La recherche des toxiques multiparamétrique repose principalement sur des méthodes immunochromatographie [IC] et de chromatographie (CL). Une nouvelle méthode automatisée immunoenzymatique (IE) (Multistat®) en biopuce, combine un rendu de résultats rapide et des performances analytiques, en termes de seuils de positivité, proche de la CL. L’objectif de notre étude a été de comparer l’IE à des méthodes d’IC et de CL sur des échantillons hospitaliers.

Soixante-douze échantillons ont été analysés par IC (amphétamines, opiacés, benzodiazépines, THC, méthadone, cocaïne), IE et CL (classes précédentes plus opioïdes et dérivés de la cathinone). Les résultats d’IC étaient lus par au moins 7 personnes pour évaluer la subjectivité des lectures. Les résultats d’IE, d’IC et de CL étaient comparés entre eux. La quantification en CL était exploitée pour expliquer les discordances.
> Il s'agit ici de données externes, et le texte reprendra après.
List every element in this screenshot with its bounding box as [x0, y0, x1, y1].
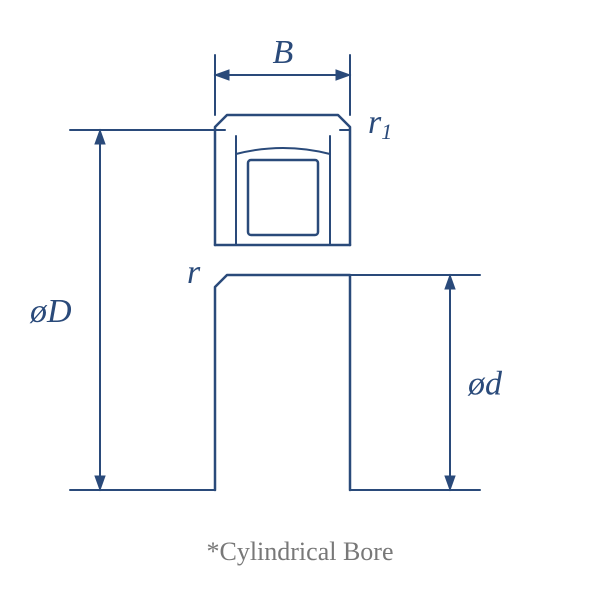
- label-width: B: [273, 34, 294, 71]
- label-inner-diameter: ød: [467, 366, 503, 403]
- caption: *Cylindrical Bore: [206, 537, 393, 566]
- label-chamfer-r1: r1: [368, 104, 392, 144]
- label-chamfer-r: r: [187, 254, 201, 291]
- label-outer-diameter: øD: [29, 293, 72, 330]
Une forte proportion de discordances (de 29 à 64 %) était observée entre IC et IE sur la plupart des toxiques explorées sauf pour les benzodiazépines, la méthadone et les opiacés. Ces discordances n’étaient pas retrouvées entre IE et CL, hormis pour certaines substances (28 % à 67 % de divergences pour buprénorphine, tramadol et oxycodone, 100 % pour les dérivés de la cathinone). À l’inverse de l’IC, les performances de l’IE se rapprochaient de celles de la CL, sauf pour certaines substances pour lesquelles des réactions croisées doivent être recherchées. Les discordances de lecture étaient fréquentes en IC et rendent difficile un rendu de résultat robuste. En conclusion, le Multistat® est une méthode intéressante pour un criblage en première intention pour les laboratoires sans CL.